“Can you do this project…by tomorrow?”,  “What are you doing for _?”, “Do you mind helping me with_?”, “Can we talk for a second?”  And then… “Mom, I need help with_”, “Mom, what’s for dinner?”, ” Mom, I need this by _ “, And THEN…”Shannon, can you do _ for me?”, “Shannon, did you _?”, “Shannon where is _ ?”,

AND SOMEWHERE IN BETWEEN

I get to what was maybe the first two things that were actually on my ‘to do’ list.

One thing I have learned about myself (and it only became clear to me because I see that I’ve handed this trait down to my oldest son) is that I am a task driven person.  When I’m thrown off task my mental equilibrium gets thrown out of kilter.  What I’ve managed to learn through the years is to take a deep breath, recognize what is MOST important, get on that task, complete it, then move on…stay organized. Sounds perfect, right?  Oh I am just SO GOOD. 🙂

BLAH

What I haven’t learned how to do is INTERNALIZE, REGROUP and LET GO.  I am proud of my ability to multitask and get things done, however, what happens is over time when something that is important to me is on that ‘to do’ list  and  continues to get ‘pushed aside’ a sneaky form of  bitterness and resentment begins to seep through the cracks.  I call it selfishness because it’s how I feel internally.  I feel selfish because I long to complete that one task, though it wasn’t meant to benefit my specific job at the parish, or benefit my specific ministry or even my family’s personal needs I still desire to get it done because it’s something that I want to do that no one else is asking me to do.  Granted,even what I want to do, in all honestly, would truly benefit my family in the long run, and in all honestly, could benefit young people which would be beneficial to ministry as a whole, well if I look at it that way it makes me that much more frustrated.

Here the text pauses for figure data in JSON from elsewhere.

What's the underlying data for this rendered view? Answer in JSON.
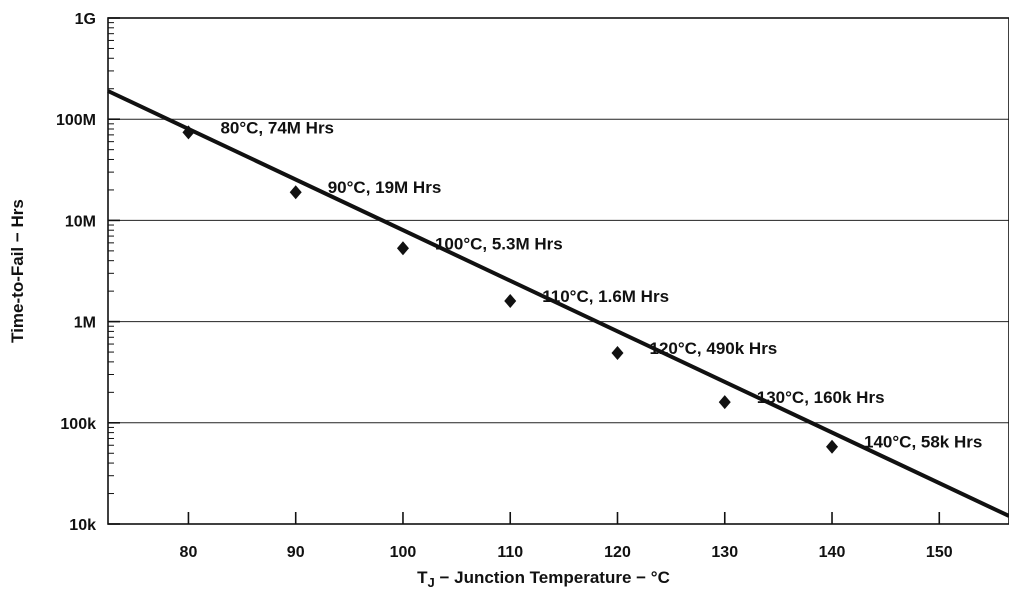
{
  "chart_data": {
    "type": "line",
    "xlabel": "T",
    "xlabel_sub": "J",
    "xlabel_rest": " − Junction Temperature − °C",
    "ylabel": "Time-to-Fail − Hrs",
    "xlim": [
      72.5,
      156.5
    ],
    "ylim": [
      10000,
      1000000000
    ],
    "y_scale": "log",
    "grid": "horizontal",
    "x_ticks": [
      80,
      90,
      100,
      110,
      120,
      130,
      140,
      150
    ],
    "x_tick_labels": [
      "80",
      "90",
      "100",
      "110",
      "120",
      "130",
      "140",
      "150"
    ],
    "y_ticks": [
      10000,
      100000,
      1000000,
      10000000,
      100000000,
      1000000000
    ],
    "y_tick_labels": [
      "10k",
      "100k",
      "1M",
      "10M",
      "100M",
      "1G"
    ],
    "line": {
      "x": [
        72.5,
        156.5
      ],
      "y": [
        190000000,
        12000
      ]
    },
    "points": [
      {
        "x": 80,
        "y": 74000000,
        "label": "80°C, 74M Hrs"
      },
      {
        "x": 90,
        "y": 19000000,
        "label": "90°C, 19M Hrs"
      },
      {
        "x": 100,
        "y": 5300000,
        "label": "100°C, 5.3M Hrs"
      },
      {
        "x": 110,
        "y": 1600000,
        "label": "110°C, 1.6M Hrs"
      },
      {
        "x": 120,
        "y": 490000,
        "label": "120°C, 490k Hrs"
      },
      {
        "x": 130,
        "y": 160000,
        "label": "130°C, 160k Hrs"
      },
      {
        "x": 140,
        "y": 58000,
        "label": "140°C, 58k Hrs"
      }
    ]
  }
}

To end this tangent, I just need to come out and tell you where I am on my personal journey led by God… at a stand still.  Crazy, right?  I mean I have a book coming out in the spring, and some wonderful speaking opportunities.  Yet I feel at a stand still.  Something is about to begin, a new path along this journey and there are days that I am very EXCITED to be in this place because one lesson I have learned in life is that God will grant desires I don’t even have to long for!  But on days like this, when I think I am following His will and yet I’m pulled in a thousand other directions (all good but off ‘my planned track’) then I feel that sneaky demon of spoiled frustration crawling up my back, taking  hold of my will and screaming through me, “No, I don’t want to do ANYTHING!”

And when I allow myself to fall into this web of deceit and I have moments of pure solitude, no one asking for anything, demanding, needing, pleading, begging, wanting…  I hate it.  It doesn’t feel right.  I physically squirm with discomfort because I feel it on my back.

What is the lesson in all of this?  I need to get over myself.

🙂

And sometimes it just feels good to vent.  Thanks for listening!